Erwin Sihombing – When a child was killed and six buildings razed to the ground on Monday in West Manokwari district in the province of West Papua, in a clash between neighboring communities, it barely registered in the national media because of how commonplace such incidents had become.
It was the last local-level conflict reported in 2013, when such incidents increased by nearly a quarter from 2012. And if the government continues to overlook them, analysts warn, the number could rise even higher this year, with a correspondingly high death toll.
Neta S. Pane, the head of Indonesia Police Watch, a nongovernmental organization that monitors security and law enforcement, said at a discussion in Jakarta on Thursday that the potential for even more clashes was high this year because of the legislative and presidential elections in April and July, respectively.
He said that last year, his organization had recorded 153 community clashes throughout the country, or a 23.7 percent increase from 2012.
"As a result of those conflicts, 203 people were killed, 361 people were injured, 483 homes were damaged and 173 buildings were set on fire," he said. In 2012, he noted, the death toll was 154, with 217 people injured.
Neta attributed the increase in the number of clashes and the casualties to the lack of action by security forces to prevent the violence from breaking out or quell it once it had erupted.
"From the sheer number of cases that we saw last year, it's quite clear that the police's intelligence-gathering efforts have been quite weak. Their ability to detect threats ahead of time isn't functioning as it should," Neta said.

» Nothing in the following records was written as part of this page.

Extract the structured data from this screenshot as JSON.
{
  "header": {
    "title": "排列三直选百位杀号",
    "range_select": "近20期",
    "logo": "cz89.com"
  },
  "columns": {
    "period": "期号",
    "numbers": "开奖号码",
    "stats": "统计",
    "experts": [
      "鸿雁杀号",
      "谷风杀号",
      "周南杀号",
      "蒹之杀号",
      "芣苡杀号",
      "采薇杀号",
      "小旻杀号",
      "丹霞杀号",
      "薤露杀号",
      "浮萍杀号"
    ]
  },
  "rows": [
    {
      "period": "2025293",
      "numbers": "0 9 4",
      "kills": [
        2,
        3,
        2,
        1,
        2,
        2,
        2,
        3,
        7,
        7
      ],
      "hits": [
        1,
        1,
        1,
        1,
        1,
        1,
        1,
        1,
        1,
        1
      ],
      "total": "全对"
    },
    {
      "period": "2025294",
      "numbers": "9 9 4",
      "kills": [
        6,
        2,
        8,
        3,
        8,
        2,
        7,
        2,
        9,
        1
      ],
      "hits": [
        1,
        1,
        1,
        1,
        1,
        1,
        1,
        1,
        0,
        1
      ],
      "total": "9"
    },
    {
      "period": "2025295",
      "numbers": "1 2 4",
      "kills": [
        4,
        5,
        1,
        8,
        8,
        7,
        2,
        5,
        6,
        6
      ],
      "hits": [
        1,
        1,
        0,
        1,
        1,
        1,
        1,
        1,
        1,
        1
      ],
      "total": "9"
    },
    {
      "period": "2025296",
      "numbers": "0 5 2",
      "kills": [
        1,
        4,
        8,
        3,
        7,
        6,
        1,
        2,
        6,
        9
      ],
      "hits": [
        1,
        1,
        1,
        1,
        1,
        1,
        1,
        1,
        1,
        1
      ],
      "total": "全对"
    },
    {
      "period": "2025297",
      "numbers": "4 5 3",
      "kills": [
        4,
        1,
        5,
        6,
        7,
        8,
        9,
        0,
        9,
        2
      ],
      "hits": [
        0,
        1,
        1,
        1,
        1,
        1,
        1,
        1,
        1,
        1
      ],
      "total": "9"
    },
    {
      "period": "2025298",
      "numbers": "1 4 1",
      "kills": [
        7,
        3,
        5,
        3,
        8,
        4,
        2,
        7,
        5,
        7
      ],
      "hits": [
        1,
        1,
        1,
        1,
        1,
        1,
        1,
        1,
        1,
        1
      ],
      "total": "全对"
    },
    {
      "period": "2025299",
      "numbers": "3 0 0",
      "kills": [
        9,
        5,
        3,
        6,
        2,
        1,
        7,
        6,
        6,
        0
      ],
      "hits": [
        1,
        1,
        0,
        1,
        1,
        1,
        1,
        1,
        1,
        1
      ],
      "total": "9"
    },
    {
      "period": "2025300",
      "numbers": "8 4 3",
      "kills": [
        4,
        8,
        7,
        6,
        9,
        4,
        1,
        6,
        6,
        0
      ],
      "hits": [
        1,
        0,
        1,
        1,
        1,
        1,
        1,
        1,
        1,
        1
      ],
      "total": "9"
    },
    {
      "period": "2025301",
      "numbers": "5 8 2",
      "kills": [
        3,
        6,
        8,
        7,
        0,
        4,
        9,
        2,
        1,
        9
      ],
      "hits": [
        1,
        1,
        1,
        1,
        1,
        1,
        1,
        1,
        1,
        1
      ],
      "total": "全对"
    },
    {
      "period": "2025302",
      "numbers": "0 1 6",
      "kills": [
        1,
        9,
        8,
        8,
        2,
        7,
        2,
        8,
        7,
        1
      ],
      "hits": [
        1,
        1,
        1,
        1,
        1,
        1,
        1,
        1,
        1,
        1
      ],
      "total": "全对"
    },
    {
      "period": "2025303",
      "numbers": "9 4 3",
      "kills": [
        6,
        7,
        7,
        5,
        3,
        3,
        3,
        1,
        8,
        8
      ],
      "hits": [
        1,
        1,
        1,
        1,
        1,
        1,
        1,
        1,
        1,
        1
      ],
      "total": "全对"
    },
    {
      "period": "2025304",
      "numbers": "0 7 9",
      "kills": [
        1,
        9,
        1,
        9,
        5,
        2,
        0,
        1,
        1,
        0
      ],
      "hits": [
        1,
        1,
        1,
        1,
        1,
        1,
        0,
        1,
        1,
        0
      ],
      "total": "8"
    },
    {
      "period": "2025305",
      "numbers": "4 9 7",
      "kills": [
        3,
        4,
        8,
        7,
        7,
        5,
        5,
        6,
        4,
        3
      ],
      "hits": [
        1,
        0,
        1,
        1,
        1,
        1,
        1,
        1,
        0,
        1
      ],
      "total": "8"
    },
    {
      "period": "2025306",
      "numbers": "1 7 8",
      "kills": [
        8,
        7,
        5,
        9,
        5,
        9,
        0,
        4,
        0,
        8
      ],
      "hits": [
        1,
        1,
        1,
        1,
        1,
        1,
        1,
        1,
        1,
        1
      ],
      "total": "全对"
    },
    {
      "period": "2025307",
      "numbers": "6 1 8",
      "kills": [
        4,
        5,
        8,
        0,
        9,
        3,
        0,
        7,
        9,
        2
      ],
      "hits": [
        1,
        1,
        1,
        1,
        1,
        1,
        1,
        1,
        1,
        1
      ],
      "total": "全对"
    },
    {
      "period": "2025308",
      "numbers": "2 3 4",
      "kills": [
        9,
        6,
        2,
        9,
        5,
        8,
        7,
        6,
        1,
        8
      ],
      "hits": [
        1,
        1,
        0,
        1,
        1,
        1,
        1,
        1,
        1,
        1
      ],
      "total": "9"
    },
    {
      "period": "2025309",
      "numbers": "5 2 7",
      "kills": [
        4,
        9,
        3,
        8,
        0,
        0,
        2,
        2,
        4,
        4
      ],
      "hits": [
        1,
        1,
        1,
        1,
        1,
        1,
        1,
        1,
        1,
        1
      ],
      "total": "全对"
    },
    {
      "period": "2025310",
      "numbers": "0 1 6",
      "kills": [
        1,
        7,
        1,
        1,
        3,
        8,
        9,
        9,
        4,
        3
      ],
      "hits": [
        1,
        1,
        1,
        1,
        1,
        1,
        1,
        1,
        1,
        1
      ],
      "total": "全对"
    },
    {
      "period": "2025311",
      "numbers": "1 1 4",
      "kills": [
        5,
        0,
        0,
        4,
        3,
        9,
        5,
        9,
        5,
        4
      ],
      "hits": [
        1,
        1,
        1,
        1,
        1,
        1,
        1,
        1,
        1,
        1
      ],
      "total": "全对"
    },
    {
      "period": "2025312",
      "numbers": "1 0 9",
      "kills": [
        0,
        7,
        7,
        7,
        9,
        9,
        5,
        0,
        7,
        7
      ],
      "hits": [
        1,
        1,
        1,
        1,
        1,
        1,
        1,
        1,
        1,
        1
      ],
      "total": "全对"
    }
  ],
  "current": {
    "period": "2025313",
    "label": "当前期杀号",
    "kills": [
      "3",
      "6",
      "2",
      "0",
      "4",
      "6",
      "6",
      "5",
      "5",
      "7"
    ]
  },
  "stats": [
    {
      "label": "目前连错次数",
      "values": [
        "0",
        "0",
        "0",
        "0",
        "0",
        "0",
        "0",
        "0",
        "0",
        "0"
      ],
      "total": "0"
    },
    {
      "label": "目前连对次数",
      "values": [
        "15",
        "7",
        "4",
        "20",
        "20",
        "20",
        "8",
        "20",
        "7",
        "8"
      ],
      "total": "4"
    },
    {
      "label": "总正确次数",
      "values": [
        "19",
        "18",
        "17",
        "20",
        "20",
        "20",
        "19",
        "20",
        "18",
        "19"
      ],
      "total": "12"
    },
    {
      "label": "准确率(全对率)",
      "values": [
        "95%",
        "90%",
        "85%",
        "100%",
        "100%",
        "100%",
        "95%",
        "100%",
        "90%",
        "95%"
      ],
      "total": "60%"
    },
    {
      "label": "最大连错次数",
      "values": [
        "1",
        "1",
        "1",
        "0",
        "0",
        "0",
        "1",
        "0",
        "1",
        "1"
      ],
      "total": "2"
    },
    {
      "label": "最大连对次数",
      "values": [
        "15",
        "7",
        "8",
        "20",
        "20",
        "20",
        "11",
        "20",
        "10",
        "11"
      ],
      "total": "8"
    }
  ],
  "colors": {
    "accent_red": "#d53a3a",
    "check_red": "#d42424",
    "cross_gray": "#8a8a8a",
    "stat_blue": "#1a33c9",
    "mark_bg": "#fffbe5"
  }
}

This year, he said, the government would have to up its game significantly, given the increasing volatility in the social equilibrium as the elections approached.
"We can almost certainly expect the run-up to both the legislative election and the presidential election to be marred by various kinds of social conflict and unrest, in which the death toll could be high," he said.
Religious intolerance alert
Thursday's discussion delved into the various kinds of social conflicts that have wracked the country over the past few years, including feuds, often over land ownership, between neighboring communities, as in the West Papua incident; sporadic clashes between members of the police and the military; incidents of religious intolerance by hard-line Sunni Muslims against congregations of minority faiths such as Ahmadis, Shiites and Christians; and a spate of prison riots, including one in North Sumatra last year that led to more than 200 inmates escaping from jail.
Haryadi, a political analyst from Airlangga University in Surabaya, East Java, said at a separate discussion in Surabaya on Thursday that one of the most egregious incidents of last year, and still playing out, was the eviction of a community of Shiite villagers from their home village in Sampang district, in East Java's Madura Island, to Sidoarjo district on the East Java mainland.
Haryadi blamed East Java Governor Soekaro's seeming reluctance to stand up for the beleaguered community on his need not to rile the conservative Sunni voter base.
"In this case Soekarwo has messed up because he's caught in his own trap of trying to maintain popular support, and his support for the principles of multiculturalism has suffered as a result," he said.
He added that Soekarwo had a responsibility to ensure justice for the Sampang Shiites, which should be one of his top priorities this year.
The Shiite community was the target of an attack by a Sunni mob in August 2012 that stemmed from a family dispute between its leader, Tajul Muluk, and his brother, local Sunni cleric Rois Al Hukuma.
The violence left two people dead and the Shiites' homes torched, forcing them to take refuge at a district sports center.
After languishing there for months, even after the government stopped supplying them with food and water, they were forcibly moved from Madura to the East Java mainland in June 2013, and have since been staying in government-provided tenement housing in Sidoarjo.
The central government says it is working with provincial and district authorities to ensure the Shiites can return to their home village, but has insisted that any return is contingent on the Shiites publicly renouncing their faith, in accordance with the demands of the Sunni hard-liners in Sampang.
No fear of repercussions
Data from the Setara Institute, which advocates tolerance and democracy, show 264 cases of violent attacks on religious minorities in 2012, a significant increase on the 216 cases in 2010.
Fatal attacks on Ahmadiyah and Shiite Muslims by local Sunni communities have lent credence to the view that intolerance is on the rise in Indonesia, but many of the problems are woven out of the country's strong decentralized political framework and abrasive hard-line groups who are permitted by the regional and central governments to operate without fear of serious prosecution.
Observers warn the problems will likely intensify this year as political parties seek to appeal to Muslim voters by burnishing their conservative credentials.